Pengadaan Beras Bulog Anjlok 85 Persen Karena Kemarau

Reading time: 2 menit
Foto: greeners.co

Malang (Greeners) – Musim kemarau tahun ini membuat pengadaan beras Bulog Sub Divre Malang dari petani anjlok hingga 85 persen dari biasanya. Pengadaan beras Bulog dari petani rata-rata 100 ton beras, namun selama musim kemarau hanya 15 ton per hari.

Kepala Bulog Sub Divre Malang, Langgeng Wisnu Adi Nugroho, mengkhawatrikan target pengadaan beras Bulog Malang tahun ini tidak terealisasi. Sebab, hingga awal pekan ini saja baru mencapai 45.200 ton, sedangkan target pengadaan tahun ini sebanyak 70 ribu ton. “Hingga akhir tahun mungkin hanya terealisasi 50 ribu ton saja,” kata Wisnu, Kamis (16/10/2014).
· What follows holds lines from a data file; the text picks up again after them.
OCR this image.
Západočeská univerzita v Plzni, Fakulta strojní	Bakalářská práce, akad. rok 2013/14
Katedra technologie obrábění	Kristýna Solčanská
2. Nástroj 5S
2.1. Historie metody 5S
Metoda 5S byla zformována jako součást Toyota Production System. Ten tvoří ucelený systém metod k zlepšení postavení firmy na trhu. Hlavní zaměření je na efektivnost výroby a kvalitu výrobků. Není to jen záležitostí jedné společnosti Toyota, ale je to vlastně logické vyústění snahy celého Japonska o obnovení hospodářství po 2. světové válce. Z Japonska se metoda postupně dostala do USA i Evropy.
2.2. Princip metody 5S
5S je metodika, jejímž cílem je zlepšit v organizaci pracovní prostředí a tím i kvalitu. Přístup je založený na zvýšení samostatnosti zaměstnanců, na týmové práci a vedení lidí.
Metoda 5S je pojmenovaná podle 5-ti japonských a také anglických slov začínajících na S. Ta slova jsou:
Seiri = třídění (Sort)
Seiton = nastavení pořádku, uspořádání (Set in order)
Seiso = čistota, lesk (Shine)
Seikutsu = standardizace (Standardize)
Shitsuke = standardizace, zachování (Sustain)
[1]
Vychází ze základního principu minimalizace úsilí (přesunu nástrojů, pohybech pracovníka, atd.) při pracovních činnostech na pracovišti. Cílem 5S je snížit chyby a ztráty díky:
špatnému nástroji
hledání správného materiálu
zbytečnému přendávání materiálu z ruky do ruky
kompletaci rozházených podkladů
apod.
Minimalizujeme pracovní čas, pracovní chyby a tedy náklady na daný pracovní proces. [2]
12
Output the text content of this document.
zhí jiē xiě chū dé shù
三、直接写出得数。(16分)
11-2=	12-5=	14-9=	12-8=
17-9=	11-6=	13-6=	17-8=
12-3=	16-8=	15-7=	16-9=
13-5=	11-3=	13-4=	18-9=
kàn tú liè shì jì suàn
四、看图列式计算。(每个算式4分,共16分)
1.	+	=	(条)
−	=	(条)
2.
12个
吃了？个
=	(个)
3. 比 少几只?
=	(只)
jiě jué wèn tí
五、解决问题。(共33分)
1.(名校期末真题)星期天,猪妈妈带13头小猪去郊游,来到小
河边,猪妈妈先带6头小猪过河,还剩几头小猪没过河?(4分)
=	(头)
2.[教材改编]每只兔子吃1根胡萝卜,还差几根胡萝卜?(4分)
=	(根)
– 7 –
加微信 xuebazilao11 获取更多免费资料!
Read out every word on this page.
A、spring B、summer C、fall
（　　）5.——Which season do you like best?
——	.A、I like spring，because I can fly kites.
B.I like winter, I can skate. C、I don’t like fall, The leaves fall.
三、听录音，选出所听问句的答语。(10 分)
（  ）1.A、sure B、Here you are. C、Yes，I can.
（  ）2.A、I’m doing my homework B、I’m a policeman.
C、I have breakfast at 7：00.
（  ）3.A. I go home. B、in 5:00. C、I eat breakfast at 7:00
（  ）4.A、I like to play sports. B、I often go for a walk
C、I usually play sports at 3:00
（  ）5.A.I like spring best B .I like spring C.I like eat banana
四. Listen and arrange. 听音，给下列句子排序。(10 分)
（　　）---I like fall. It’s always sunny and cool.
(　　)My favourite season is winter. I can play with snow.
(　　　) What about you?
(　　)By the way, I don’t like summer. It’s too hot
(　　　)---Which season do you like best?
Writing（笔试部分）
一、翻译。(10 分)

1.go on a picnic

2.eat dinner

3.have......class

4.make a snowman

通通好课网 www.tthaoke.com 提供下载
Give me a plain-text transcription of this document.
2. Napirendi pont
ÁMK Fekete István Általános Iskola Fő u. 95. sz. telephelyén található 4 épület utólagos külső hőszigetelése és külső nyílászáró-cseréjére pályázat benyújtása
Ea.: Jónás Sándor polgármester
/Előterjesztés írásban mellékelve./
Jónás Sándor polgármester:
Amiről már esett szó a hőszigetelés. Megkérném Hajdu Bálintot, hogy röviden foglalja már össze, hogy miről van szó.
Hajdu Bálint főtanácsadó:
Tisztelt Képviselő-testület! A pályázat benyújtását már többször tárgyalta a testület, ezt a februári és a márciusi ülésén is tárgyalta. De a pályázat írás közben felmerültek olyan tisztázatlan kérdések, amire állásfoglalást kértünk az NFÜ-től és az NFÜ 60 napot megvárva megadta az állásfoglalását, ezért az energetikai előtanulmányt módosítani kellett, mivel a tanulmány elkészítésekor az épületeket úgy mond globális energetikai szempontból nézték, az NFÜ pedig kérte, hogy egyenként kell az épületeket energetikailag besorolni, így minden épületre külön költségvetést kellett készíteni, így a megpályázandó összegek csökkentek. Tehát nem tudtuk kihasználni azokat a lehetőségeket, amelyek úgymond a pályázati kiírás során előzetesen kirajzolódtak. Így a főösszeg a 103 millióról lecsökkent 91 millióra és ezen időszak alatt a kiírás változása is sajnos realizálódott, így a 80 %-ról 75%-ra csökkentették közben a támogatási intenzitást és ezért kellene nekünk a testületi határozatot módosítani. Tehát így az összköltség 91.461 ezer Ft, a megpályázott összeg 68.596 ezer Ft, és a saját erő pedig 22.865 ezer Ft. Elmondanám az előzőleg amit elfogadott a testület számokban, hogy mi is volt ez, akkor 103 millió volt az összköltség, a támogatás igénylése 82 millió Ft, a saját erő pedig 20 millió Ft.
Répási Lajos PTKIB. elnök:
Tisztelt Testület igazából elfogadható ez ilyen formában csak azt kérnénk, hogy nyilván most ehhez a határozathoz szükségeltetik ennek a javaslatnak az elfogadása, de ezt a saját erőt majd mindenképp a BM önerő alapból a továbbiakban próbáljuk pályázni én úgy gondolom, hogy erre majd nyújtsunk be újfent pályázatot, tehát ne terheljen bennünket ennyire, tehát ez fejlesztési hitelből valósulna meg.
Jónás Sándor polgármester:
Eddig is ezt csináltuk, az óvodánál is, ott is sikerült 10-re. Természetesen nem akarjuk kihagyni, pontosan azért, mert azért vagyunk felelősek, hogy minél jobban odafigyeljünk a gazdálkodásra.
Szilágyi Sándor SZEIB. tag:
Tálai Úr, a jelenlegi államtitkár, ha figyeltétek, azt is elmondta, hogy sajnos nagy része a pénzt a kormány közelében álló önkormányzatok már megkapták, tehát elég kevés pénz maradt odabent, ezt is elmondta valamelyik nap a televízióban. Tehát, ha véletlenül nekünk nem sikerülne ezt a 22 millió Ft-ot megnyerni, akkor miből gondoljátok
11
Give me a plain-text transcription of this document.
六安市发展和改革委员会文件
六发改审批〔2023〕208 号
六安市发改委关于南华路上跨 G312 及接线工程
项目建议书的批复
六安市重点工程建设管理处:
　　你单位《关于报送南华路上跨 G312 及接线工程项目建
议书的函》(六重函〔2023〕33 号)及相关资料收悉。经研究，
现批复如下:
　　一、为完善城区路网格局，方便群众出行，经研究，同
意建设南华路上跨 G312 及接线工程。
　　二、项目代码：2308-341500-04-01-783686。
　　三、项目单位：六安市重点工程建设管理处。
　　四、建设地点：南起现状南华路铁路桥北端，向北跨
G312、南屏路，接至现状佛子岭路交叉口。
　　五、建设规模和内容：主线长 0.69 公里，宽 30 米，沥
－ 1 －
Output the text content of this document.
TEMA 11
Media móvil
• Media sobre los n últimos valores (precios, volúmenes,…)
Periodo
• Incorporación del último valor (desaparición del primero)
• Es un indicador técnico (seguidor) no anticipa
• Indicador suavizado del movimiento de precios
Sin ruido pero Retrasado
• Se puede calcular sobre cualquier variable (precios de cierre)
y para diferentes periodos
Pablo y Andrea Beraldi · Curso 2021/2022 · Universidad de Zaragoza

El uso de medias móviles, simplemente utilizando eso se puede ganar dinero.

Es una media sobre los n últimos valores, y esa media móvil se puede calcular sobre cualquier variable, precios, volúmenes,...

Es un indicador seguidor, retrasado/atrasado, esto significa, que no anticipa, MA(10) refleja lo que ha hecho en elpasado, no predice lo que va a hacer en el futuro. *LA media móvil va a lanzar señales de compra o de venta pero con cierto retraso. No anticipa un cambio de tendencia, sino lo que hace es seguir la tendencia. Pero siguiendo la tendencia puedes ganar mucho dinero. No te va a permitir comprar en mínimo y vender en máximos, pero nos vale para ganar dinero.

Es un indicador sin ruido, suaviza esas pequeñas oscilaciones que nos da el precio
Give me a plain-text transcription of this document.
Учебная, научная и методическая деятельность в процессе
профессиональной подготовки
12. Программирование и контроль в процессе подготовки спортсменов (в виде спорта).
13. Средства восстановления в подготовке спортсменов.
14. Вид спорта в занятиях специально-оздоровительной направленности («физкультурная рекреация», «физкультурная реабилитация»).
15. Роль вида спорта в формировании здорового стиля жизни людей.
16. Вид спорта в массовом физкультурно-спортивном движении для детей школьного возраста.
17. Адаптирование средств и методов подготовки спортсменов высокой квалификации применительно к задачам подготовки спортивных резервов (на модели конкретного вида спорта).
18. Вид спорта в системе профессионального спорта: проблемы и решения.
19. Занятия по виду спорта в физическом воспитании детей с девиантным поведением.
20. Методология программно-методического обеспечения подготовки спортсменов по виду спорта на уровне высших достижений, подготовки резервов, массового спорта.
Wisnu mengakui, persoalan ini hampir merata di sejumlah daerah karena kekeringan juga melanda di berbagai daerah di Indonesia sehingga Bulog kesulitan memenuhi target pengadaan beras dari petani. Selain masalah kekeringan, para petani juga memilih menjual hasil panennya ke pasar umum dari pada ke Bulog. Harga di pasaran memang dihargai Rp 7.200 per kilogram, lebih mahal Rp 600 dari harga beli Bulog sebesar Rp 6.600 sesuai harga pembelian pemerintah (HPP).

Wisnu memastikan, minimnya pengadaan beras tidak memengaruhi kebutuhan beras untuk keluarga miskin (raskin). Raskin tetap aman, kata Wisnu, karena masih ada stok 26.844 ton beras dan masih mencukupi untuk kebutuhan rumah tangga sasaran (RTS) selama lima bulan ke depan. “Kalau cuaca cepat normal, persediaan ke depan otomatis aman,” katanya.

Meski musim kemarau lebih panjang, Bupati Malang, Rendra Kresna, mengaku produksi beras di Kabupaten Malang selama tahun 2014 ini surplus 65 ribu ton, bahkan kelebihan ini untuk memasok beras ke sejumlah daerah di Jawa Timur.

Ia mengakui, para petani di Malang saat ini mulai mengembangkan pola pertanian dengan System of Rice Intensification (SRI). Ini untuk mengatasi persoalan merosotnya pasokan air dan keterbatasan lahan pertanian yang terus merosot di Malang yang saat ini seluas 45 ribu hektare lahan sawah. “Dengan pola ini, per hektare bisa tembus 10 ton sampai 12 ton,” kata Rendra.

Ia yakin, persoalan minimnya air untuk irigasi dan keterbatasan lahan bisa diatasi dengan menggunakan pola tanam SRI. Sebab, pola tanam SRI tidak membutuhkan air yang berlimpah seperti cara tanam padi konvensional.

Kepala Dinas Pertanian dan Perkebunan Kabupaten Malang, Tomy Herawanto, menambahkan, pola tanam SRI terbukti mampu meningkatkan hasil produksi. Selain itu, dengan pengelolaan yang intensif dan pemberian pupuk organik dan ramah lingkungan juga menghemat biaya. Lonjakan produksi gabah dengan pola SRI umumnya meningkat dari 6 ton menjadi 8 ton.